Social Care and Social Work Improvement Scotland (Cancellation of Registration) Order 2026: final business and regulatory impact assessment
Business and regulatory impact assessment for the Social Care and Social Work Improvement Scotland (Cancellation of Registration) Order 2026.
Section 4: Additional implementation considerations
Enforcement/ compliance
76. This policy is expanding the CI’s enforcement powers already provided by the 2010 Act and will therefore be delivered by the Care Inspectorate, who are ultimately accountable to Ministers. This policy has been developed with the CI’s input and will apply to all social care services that are regulated by them.
77. The Care Inspectorate’s existing regime contains a number of component levels which will continue to apply:
- Health and Social Care standards – these are outcome focused and based on what a service user can expect.
- The 2010 Act – Part 5 contains a number of requirements and functions set out below.
- Secondary legislation - there is a range of instruments containing detailed requirements in certain areas. For example, for registration there are requirements relating to the fitness of premises and the fitness of managers.
- Quality Improvement Framework.
78. Where registration is cancelled by the Care Inspectorate, the provider would be committing an offence under section 80 of the 2010 Act if they continued to operate.
79. The Care Inspectorate are clear that cancellation of a care service’s registration is very much a last resort. The Care Inspectorate will work with the services it regulates to try to support improvement before sanctions, such as cancellation, would be taken forward.
80. Any provider in the situation where the CI decide to implement the proposal to cancel their registration, will have the right to appeal the decision via the Sheriff Court.
UK, EU and International Regulatory Alignment and Obligations
Internal Market/ Intra-UK Trade
81. The proposed policy will not result in any intra-UK regulatory impacts.
International Trade Implications
82. The proposed policy will not impact on international trade.

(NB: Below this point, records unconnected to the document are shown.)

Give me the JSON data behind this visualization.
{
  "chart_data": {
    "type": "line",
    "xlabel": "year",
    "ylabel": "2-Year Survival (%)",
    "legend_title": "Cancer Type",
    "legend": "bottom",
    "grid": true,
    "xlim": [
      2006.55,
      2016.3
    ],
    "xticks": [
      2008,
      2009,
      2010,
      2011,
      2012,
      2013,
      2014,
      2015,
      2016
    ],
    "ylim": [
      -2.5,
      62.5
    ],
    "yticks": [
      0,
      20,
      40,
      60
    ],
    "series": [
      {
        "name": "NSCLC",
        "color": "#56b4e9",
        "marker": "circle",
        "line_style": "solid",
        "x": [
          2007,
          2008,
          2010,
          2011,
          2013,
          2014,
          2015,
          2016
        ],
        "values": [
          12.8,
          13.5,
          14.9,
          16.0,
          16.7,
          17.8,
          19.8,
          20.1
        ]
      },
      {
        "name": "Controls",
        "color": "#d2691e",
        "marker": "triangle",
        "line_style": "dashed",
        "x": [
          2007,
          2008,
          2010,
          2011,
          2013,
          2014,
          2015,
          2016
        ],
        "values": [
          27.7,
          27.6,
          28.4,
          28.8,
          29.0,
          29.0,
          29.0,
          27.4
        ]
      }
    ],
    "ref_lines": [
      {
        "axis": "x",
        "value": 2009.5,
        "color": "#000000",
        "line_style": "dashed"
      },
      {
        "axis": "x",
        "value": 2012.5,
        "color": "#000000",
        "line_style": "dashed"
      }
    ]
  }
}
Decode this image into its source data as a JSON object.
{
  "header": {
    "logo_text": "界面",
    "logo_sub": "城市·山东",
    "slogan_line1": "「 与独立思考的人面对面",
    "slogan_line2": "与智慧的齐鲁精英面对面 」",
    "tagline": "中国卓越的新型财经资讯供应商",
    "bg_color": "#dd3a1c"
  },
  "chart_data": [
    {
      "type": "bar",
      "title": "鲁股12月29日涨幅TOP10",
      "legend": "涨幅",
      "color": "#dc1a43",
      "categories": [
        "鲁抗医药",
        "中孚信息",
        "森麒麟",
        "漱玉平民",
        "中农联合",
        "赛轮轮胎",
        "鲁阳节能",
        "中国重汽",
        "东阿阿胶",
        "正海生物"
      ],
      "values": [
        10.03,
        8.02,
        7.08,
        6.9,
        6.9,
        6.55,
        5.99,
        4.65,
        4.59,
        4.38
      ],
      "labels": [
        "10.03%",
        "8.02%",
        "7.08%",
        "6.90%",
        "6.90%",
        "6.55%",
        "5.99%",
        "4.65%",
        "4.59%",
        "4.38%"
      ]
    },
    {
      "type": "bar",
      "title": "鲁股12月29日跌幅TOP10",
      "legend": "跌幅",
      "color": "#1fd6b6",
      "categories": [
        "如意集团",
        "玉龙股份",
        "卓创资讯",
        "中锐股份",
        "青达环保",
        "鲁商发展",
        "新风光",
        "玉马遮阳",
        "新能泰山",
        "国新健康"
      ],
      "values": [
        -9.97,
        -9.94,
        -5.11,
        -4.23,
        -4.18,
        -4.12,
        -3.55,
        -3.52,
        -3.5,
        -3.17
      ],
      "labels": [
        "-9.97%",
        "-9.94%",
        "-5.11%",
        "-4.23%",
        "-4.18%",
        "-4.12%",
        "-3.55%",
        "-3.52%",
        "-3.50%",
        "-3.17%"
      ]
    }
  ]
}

EU Alignment consideration
83. Countries in the EU have different social care systems and so there is no standard approach to take account of, and no impact on EU markets.
Legal Aid
84. The proposed policy will not give rise to increased use of legal processes. The existing offence under section 80 of the Public Services Reform (Scotland) Act 2010 will apply to providers subject to this policy. However, the Scottish Government expect any investigations or prosecutions under the offence to be rare, therefore any potential impact on legal aid will be minimal.
Digital impact
85. The policy will not have any impact on technology – it adds a new power to the Care Inspectorate’s regulatory regime.
Business forms
86. We do not expect any new forms to be introduced but if they are we would expect the CI to test the forms with those who will be using them so they are fit for purpose.